Cover of What the Wind Told by Betty Boegehold.

One of my favorite books of all time came into my life on a Halloween night. A neighbor lady worked at Scholastics and gave out candy and books to trick-or-treaters. I was the last kid to come to her house one year so I was the lucky recipient of half a crystal punch bowl of candy and a stack of books. A jackpot of massive proportions to someone who could still count their age and not use all their fingers to do so. One of the books in my acquisition was titled What the Wind Told.

The story of the Old Woman’s Window.

Published in 1974 and written by Betty Boegehold, this book tells the story of Tossy, a little girl who is homesick and bored out of her mind. She eventually asks the Wind to tell her stories about the windows across the way to help her pass the time. The Wind tells Tossy stories of a woman whose kitchen floor turns into a pond during the day, a family of plants who keep their children on the window sill, and a dog who sits typing names for things all day long.

The story of the Old Dog’s Window.

What the Wind Told opened my child-mind to the idea that each window contains a story. I wanted to learn those stories. To this day, I enjoy touring other’s homes and looking at their houses as I walk down the street. Each window tells a story about the people who live there. The widower who hasn’t changed anything in the living room since his wife died. The family of 6 who lives in a 2-bedroom house. Bunk beds stacked in one bedroom with sheets in the windows for curtains. The retired neighbor who loves to sit on his 3-season porch and wave at passers-by. The immigrant family who purchased their first home and is chasing their American Dream.

Drool and Gool hiding in the middle of their apartment, terrified.

More than 30 years later this book still inspires my imagination. A home a few doors down from where I live has captivated me for years. It reminds me of the Scary window described by the Wind. The windows are dark and the curtains are always drawn. I never see anyone come and go from the house. There is no car in the driveway or garage.
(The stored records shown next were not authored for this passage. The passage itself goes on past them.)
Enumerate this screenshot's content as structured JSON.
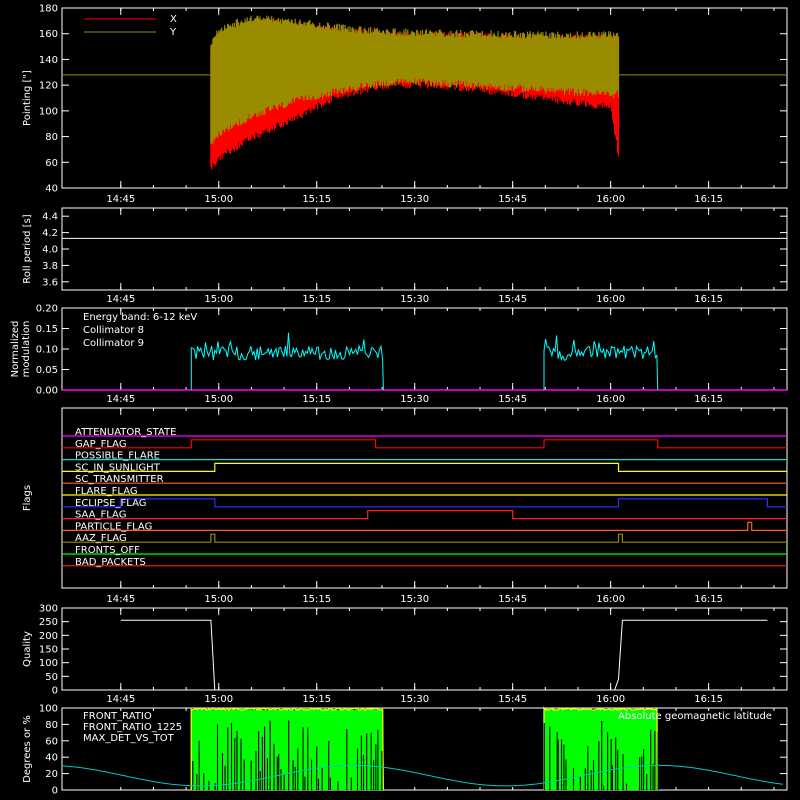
{
  "chart_data": [
    {
      "type": "line",
      "name": "pointing",
      "ylabel": "Pointing [\"]",
      "ylim": [
        40,
        180
      ],
      "yticks": [
        "40",
        "60",
        "80",
        "100",
        "120",
        "140",
        "160",
        "180"
      ],
      "xticks": [
        "14:45",
        "15:00",
        "15:15",
        "15:30",
        "15:45",
        "16:00",
        "16:15"
      ],
      "legend_position": "top-left",
      "series": [
        {
          "name": "X",
          "color": "#ff0000",
          "envelope": {
            "t": [
              14.98,
              15.0,
              15.05,
              15.1,
              15.2,
              15.3,
              15.4,
              15.5,
              15.6,
              15.7,
              15.8,
              15.9,
              16.0,
              16.02
            ],
            "lo": [
              52,
              60,
              70,
              78,
              92,
              108,
              115,
              118,
              116,
              112,
              108,
              104,
              100,
              62
            ],
            "hi": [
              150,
              160,
              168,
              172,
              170,
              165,
              163,
              162,
              162,
              161,
              160,
              160,
              160,
              158
            ]
          }
        },
        {
          "name": "Y",
          "color": "#9a8c00",
          "envelope": {
            "t": [
              14.98,
              15.0,
              15.05,
              15.1,
              15.2,
              15.3,
              15.4,
              15.5,
              15.6,
              15.7,
              15.8,
              15.9,
              16.0,
              16.02
            ],
            "lo": [
              70,
              78,
              88,
              95,
              105,
              112,
              118,
              120,
              118,
              116,
              114,
              112,
              110,
              110
            ],
            "hi": [
              155,
              165,
              172,
              175,
              172,
              168,
              165,
              164,
              163,
              163,
              162,
              162,
              162,
              162
            ]
          }
        },
        {
          "name": "baseline",
          "color": "#9a8c00",
          "value": 128
        }
      ]
    },
    {
      "type": "line",
      "name": "roll",
      "ylabel": "Roll period [s]",
      "ylim": [
        3.5,
        4.5
      ],
      "yticks": [
        "3.6",
        "3.8",
        "4.0",
        "4.2",
        "4.4"
      ],
      "xticks": [
        "14:45",
        "15:00",
        "15:15",
        "15:30",
        "15:45",
        "16:00",
        "16:15"
      ],
      "series": [
        {
          "color": "#ffffff",
          "value": 4.13
        }
      ]
    },
    {
      "type": "line",
      "name": "modulation",
      "ylabel": "Normalized modulation",
      "ylim": [
        0,
        0.2
      ],
      "yticks": [
        "0.00",
        "0.05",
        "0.10",
        "0.15",
        "0.20"
      ],
      "xticks": [
        "14:45",
        "15:00",
        "15:15",
        "15:30",
        "15:45",
        "16:00",
        "16:15"
      ],
      "annotation": "Energy band: 6-12 keV",
      "series": [
        {
          "name": "Collimator 8",
          "color": "#00ffff",
          "segments": [
            [
              14.93,
              15.42
            ],
            [
              15.83,
              16.12
            ]
          ],
          "level": 0.09
        },
        {
          "name": "Collimator 9",
          "color": "#ff00ff",
          "value": 0
        }
      ]
    },
    {
      "type": "line",
      "name": "flags",
      "ylabel": "Flags",
      "xticks": [
        "14:45",
        "15:00",
        "15:15",
        "15:30",
        "15:45",
        "16:00",
        "16:15"
      ],
      "series": [
        {
          "name": "ATTENUATOR_STATE",
          "color": "#ff00ff",
          "steps": []
        },
        {
          "name": "GAP_FLAG",
          "color": "#ff0000",
          "steps": [
            [
              14.93,
              15.4
            ],
            [
              15.83,
              16.12
            ]
          ]
        },
        {
          "name": "POSSIBLE_FLARE",
          "color": "#00e0e0",
          "steps": []
        },
        {
          "name": "SC_IN_SUNLIGHT",
          "color": "#ffff00",
          "steps": [
            [
              14.99,
              16.02
            ]
          ]
        },
        {
          "name": "SC_TRANSMITTER",
          "color": "#ff6020",
          "steps": []
        },
        {
          "name": "FLARE_FLAG",
          "color": "#ffff00",
          "steps": []
        },
        {
          "name": "ECLIPSE_FLAG",
          "color": "#3030ff",
          "steps": [
            [
              14.75,
              14.99
            ],
            [
              16.02,
              16.4
            ]
          ]
        },
        {
          "name": "SAA_FLAG",
          "color": "#ff2020",
          "steps": [
            [
              15.38,
              15.75
            ]
          ]
        },
        {
          "name": "PARTICLE_FLAG",
          "color": "#ff6020",
          "steps": [
            [
              16.35,
              16.36
            ]
          ]
        },
        {
          "name": "AAZ_FLAG",
          "color": "#9a8c00",
          "steps": [
            [
              14.98,
              14.99
            ],
            [
              16.02,
              16.03
            ]
          ]
        },
        {
          "name": "FRONTS_OFF",
          "color": "#00ff00",
          "steps": []
        },
        {
          "name": "BAD_PACKETS",
          "color": "#ff2020",
          "steps": []
        }
      ]
    },
    {
      "type": "line",
      "name": "quality",
      "ylabel": "Quality",
      "ylim": [
        0,
        300
      ],
      "yticks": [
        "0",
        "50",
        "100",
        "150",
        "200",
        "250",
        "300"
      ],
      "xticks": [
        "14:45",
        "15:00",
        "15:15",
        "15:30",
        "15:45",
        "16:00",
        "16:15"
      ],
      "series": [
        {
          "color": "#ffffff",
          "points": [
            [
              14.75,
              255
            ],
            [
              14.98,
              255
            ],
            [
              14.99,
              0
            ],
            [
              16.01,
              0
            ],
            [
              16.02,
              40
            ],
            [
              16.03,
              255
            ],
            [
              16.4,
              255
            ]
          ]
        }
      ]
    },
    {
      "type": "line",
      "name": "ratios",
      "ylabel": "Degrees or %",
      "ylim": [
        0,
        100
      ],
      "yticks": [
        "0",
        "20",
        "40",
        "60",
        "80",
        "100"
      ],
      "annotation": "Absolute geomagnetic latitude",
      "series": [
        {
          "name": "FRONT_RATIO",
          "color": "#ffff00",
          "segments": [
            [
              14.93,
              15.42
            ],
            [
              15.83,
              16.12
            ]
          ],
          "level": 100
        },
        {
          "name": "FRONT_RATIO_1225",
          "color": "#00ff00",
          "segments": [
            [
              14.93,
              15.42
            ],
            [
              15.83,
              16.12
            ]
          ],
          "level": 95
        },
        {
          "name": "MAX_DET_VS_TOT",
          "color": "#ff9900",
          "steps": []
        },
        {
          "name": "geomagnetic",
          "color": "#00c8c8",
          "range": [
            5,
            30
          ]
        }
      ]
    }
  ]
}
There are never any tire tracks in the snow come winter and the sidewalk is never shoveled. Sometimes I see a cat in the window, staring back in boredom. There are decorations by the door and someone does live there, but there is no evidence of this other than the bored window cat and dumpster and recycling found weekly at the curb. Every time I walk by this house, I imagine that Drool and Gool are hunkered down in a pile of furniture in the living room, hoping no one calls or knocks.

Unfortunately, What the Wind Told is out of print and copies of it are very expensive. I am so thankful for the neighbor who gave me this book when I was a child. It sparked my imagination and taught me that windows are glimpses into others’ lives. The stories our windows tell about us are beautiful and incomplete. A glance at the private lives contained in our homes and hearts.

 

PLEASE NOTE:  All photos used in this blog were taken from my copy of What the Wind Told and are not my personal work or of my creative labor. They were used in this blog to help communicate the essence of the book and provide an illustration of the stories the author was telling.

A VERY SPECIAL THANK YOU to Alvina Jaegers for the Halloween candy and books. Your house was my favorite to visit on Halloween night.